In trying to picture what dinosaurs from millions of years ago looked like, palaeontologists have had limited information at their disposal, with only fossilised bones and amber samples to really work from.

Thankfully, from these samples, researchers have been able to gather fossilised granules of melanin (melanosomes) from the skin, helping us to piece together a better idea of what these creatures might have looked like.

However, an international research team led by University College Cork’s Dr Maria McNamara and PhD student Valentina Rossi is now suggesting that much of this work is fundamentally flawed, requiring a complete rethink of how we go about trying to determine the colour of dinosaurs.

In a paper published to Nature Communications, the team shows evidence that other tissues – such as the liver, lungs and spleen – can also contain melanosomes.

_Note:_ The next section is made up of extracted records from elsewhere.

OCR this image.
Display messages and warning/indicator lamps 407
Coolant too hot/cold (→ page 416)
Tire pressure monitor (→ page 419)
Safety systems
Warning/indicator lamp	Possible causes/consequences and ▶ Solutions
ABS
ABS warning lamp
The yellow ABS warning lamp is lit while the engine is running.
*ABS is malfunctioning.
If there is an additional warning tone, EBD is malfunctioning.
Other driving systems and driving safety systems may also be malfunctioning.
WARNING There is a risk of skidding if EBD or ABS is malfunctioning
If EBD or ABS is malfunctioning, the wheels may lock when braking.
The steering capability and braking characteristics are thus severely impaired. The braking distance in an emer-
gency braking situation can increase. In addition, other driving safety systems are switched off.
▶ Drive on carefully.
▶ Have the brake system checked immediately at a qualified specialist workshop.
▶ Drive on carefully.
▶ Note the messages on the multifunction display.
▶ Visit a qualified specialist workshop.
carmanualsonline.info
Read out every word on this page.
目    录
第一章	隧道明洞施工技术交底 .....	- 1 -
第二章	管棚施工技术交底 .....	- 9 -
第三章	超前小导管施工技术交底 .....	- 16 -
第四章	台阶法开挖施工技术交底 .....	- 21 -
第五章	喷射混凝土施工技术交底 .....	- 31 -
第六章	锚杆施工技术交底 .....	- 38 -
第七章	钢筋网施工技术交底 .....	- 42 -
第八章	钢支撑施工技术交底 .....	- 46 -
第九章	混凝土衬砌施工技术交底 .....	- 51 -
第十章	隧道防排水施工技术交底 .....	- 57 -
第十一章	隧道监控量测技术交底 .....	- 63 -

This means that if melanosomes are present within the remains of a dinosaur, it does not definitively prove the colour of the dinosaur’s skin.

Leaky melanosomes

“It’s absolutely critical that we understand the origins of melanosomes in fossils if we want to produce accurate reconstructions of the colours of ancient animals,” McNamara said.

To come to this conclusion, the team of researchers studied the internal tissues of modern frogs using powerful telescopes and chemical techniques to show that internal melanosomes are highly abundant, potentially making up the majority of those found at dinosaur dig sites.

The team also used decay experiments and fossil analysis to show that these internal melanosomes can actually leak into other body parts during fossilisation, “like snowflakes inside a globe”, according to Dr Patrick Orr from University College Dublin who worked on the research.

Rather than now throwing out all previous research, the study does help find a way to tell the difference between melanosomes from internal organs and the skin, as McNamara explained.

“The size and shape of skin melanosomes is usually distinct from those in internal organs,” she said. “This will allow us to produce more accurate reconstructions of the original colours of ancient vertebrates.”